I have random 2d arrays which I make using

import numpy as np from itertools import combinations n = 50 A = np.random.randint(2, size=(m,n))

I would like to determine if the matrix has two disjoint pairs of pairs of columns which sum to the same column vector. I am looking for a fast method to do this. In the previous problem ((0,1), (0,2)) was acceptable as a pair of pairs of column indices but in this case it is not as 0 is in both pairs.

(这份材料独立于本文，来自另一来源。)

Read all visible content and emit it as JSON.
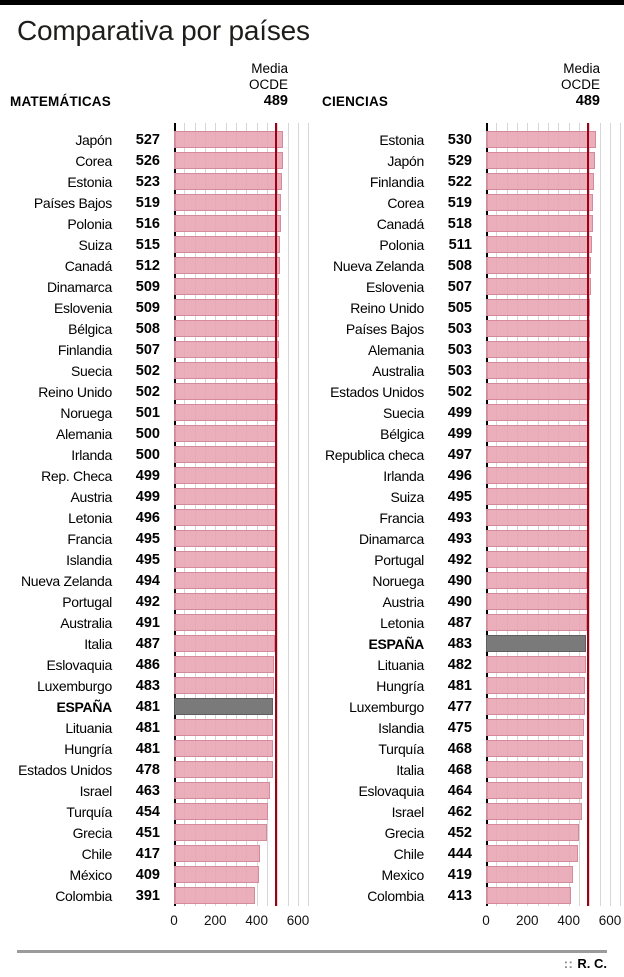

The accepted answer from the previous question is so cleverly optimised I can't see how to make this simple looking change unfortunately. (I am interested in columns rather than rows in this question but I can always just do A.transpose().)

Here is some code to show it testing all 4 by 4 arrays.

n = 4 nxn = np.arange(n*n).reshape(n, -1) count = 0 for i in xrange(2**(n*n)): A = (i >> nxn) %2 p = 1 for firstpair in combinations(range(n), 2): for secondpair in combinations(range(n), 2): if firstpair < secondpair and not set(firstpair) & set(secondpair): if (np.array_equal(A[firstpair[0]] + A[firstpair[1]], A[secondpair[0]] + A[secondpair[1]] )): if (p): count +=1 p = 0 print count

This should output 3136.

最满意答案

这是我的解决方案，扩展到我认为你想要的。但是，现在还不完全清楚; 一个可以获得任意数量的行对，它们总和相同的总和; 它们中可能存在唯一的行子集，它们总和为相同的值。例如：

给定这组行对，它们总和相同

[[19 19 30 30] [11 16 11 16]]

这些行中存在唯一的子集，可能仍被视为有效; 但是应该吗？

[[19 30] [16 11]]

无论如何，我希望这些细节很容易处理，给出下面的代码。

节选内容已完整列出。